Ce plafond très élevé, si l’on considère le standard Mauritanien, permet à plusieurs compagnies opérant dans le secteur d’échapper à la publication de leurs transactions. En retour, elle permet à une multitude de compagnies d’opérer librement sans aucune pression et de commercer avec les intermédiaires au détriment du budget de l’état.
Les rapports ITIE ne prennent en compte que 8 flux parmi ces flux figurent le BIC et les dividendes qui ne sont pratiquement jamais recouvert correctement.
Le cas de la SNIM
Selon un rapport de INSE, la SNIM a produit entre 1963 et 1986 plus de 23 ans, quelques 394 millions de tonnes de fer et généré prés de 6,5 milliards de dollars. Cette période est caractérisée par l’implantation de la compagnie et des investissements dans le développement de ses services. Entre 2010 et 2014, la société a réalisé en moins de 4 années, un surplus de plus de 5 milliards de dollars.
Ces bénéfices énormes engrangés durant ces quatre dernières années n’ont pas réussi à alléger la dette colossale de la société vis-à-vis de ses créanciers.
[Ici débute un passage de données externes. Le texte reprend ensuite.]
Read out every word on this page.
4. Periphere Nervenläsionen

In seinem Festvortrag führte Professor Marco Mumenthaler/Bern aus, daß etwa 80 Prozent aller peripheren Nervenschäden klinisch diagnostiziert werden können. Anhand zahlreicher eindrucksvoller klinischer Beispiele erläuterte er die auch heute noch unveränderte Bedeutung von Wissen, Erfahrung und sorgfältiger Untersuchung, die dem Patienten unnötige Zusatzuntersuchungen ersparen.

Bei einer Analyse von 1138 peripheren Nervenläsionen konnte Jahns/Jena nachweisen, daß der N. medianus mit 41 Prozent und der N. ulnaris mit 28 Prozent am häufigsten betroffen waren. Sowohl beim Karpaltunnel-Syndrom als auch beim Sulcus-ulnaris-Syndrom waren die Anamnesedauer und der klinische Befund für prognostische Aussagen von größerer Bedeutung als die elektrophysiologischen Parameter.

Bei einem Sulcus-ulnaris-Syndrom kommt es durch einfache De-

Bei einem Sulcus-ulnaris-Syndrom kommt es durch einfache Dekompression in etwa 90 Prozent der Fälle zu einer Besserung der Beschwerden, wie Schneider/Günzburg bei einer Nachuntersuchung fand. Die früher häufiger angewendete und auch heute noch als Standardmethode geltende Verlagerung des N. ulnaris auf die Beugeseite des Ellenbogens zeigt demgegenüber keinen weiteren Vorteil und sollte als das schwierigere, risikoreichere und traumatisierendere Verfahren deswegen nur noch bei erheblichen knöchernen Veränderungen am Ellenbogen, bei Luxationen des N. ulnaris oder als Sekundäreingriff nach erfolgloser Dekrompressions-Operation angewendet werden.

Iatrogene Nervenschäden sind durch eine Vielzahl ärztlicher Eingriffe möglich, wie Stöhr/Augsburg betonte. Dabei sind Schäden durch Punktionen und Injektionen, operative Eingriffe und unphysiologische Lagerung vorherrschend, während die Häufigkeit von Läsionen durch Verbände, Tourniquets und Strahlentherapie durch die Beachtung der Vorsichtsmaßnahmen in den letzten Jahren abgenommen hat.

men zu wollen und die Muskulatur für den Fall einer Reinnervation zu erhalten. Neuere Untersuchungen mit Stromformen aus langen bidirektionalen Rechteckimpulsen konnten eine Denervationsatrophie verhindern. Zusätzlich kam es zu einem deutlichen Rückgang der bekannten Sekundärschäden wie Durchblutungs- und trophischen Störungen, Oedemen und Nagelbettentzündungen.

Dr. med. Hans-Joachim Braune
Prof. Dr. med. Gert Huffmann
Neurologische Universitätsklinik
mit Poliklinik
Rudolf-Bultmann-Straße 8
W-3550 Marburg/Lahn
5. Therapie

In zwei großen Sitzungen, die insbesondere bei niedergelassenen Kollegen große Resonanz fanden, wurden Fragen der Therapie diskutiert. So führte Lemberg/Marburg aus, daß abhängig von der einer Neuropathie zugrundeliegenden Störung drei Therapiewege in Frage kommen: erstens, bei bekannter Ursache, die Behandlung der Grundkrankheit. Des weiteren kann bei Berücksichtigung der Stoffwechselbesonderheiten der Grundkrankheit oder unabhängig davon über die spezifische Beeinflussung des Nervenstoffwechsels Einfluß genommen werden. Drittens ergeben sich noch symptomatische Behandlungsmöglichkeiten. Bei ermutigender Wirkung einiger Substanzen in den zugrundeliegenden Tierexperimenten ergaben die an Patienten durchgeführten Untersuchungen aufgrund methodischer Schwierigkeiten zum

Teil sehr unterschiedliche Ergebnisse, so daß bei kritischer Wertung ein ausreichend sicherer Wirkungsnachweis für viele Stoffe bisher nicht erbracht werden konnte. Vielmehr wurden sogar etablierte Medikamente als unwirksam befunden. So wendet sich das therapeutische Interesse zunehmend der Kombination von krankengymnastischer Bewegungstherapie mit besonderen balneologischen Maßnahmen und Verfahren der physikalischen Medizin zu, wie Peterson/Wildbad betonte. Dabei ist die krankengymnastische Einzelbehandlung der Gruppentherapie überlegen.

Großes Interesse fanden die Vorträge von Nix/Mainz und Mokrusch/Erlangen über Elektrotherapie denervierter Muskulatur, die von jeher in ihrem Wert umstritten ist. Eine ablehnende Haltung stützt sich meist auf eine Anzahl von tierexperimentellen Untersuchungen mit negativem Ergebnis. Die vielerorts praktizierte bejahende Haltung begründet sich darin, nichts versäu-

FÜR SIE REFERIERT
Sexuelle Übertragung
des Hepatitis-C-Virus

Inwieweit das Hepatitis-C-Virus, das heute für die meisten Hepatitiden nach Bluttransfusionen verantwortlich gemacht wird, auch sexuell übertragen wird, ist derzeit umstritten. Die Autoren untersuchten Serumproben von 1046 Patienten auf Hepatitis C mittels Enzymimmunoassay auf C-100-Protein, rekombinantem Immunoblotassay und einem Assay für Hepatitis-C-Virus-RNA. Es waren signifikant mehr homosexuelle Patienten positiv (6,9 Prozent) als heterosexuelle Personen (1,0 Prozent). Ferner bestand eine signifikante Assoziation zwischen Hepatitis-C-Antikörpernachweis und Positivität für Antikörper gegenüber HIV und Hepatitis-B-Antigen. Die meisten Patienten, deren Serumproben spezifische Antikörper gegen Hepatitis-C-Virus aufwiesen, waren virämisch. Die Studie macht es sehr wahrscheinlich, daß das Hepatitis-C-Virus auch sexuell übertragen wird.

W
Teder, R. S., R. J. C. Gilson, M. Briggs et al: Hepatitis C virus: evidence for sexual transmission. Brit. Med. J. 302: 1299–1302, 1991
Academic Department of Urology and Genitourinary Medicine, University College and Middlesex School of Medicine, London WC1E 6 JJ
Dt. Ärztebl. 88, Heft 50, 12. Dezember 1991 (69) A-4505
La source indique alors qu’il existe de gros soupçons sur la véritable destination de ces importants revenus occasionnés par la montée fulgurante des prix durant cette période qui est passé de 28 dollars en 2005 à 191 dollars en 2012.
En conclusion de cette brillante intervention basée sur une étude menée en partenariat avec l’ONG Accord, le conférencier a noté que le contexte particulier de la Mauritanie, caractérisé par la faiblesse structurelle des services de l’état vis-à-vis des lobbies tribaux et affairistes et la banalisation voire l’acceptation sociale et morale du phénomène de la corruption, l’ensemble des observateurs considèrent que le volume des flux illicites, comparé aux gains de l’Etat, doit être énorme en Mauritanie.
Et le président de PQCVP d’ajouter que sur la base de ces informations, les spécialistes rencontrés estiment que le volume des flux illicites en Mauritanie pourrait représenter 30 à 40% du total des revenus. Certaines sources pensent que les flux illicites peuvent être supérieurs aux gains de l’État Mauritanien. »
Voilà en tout cas qui devrait mettre la puce à l’oreille des journalistes qui ont du pain sur la planche.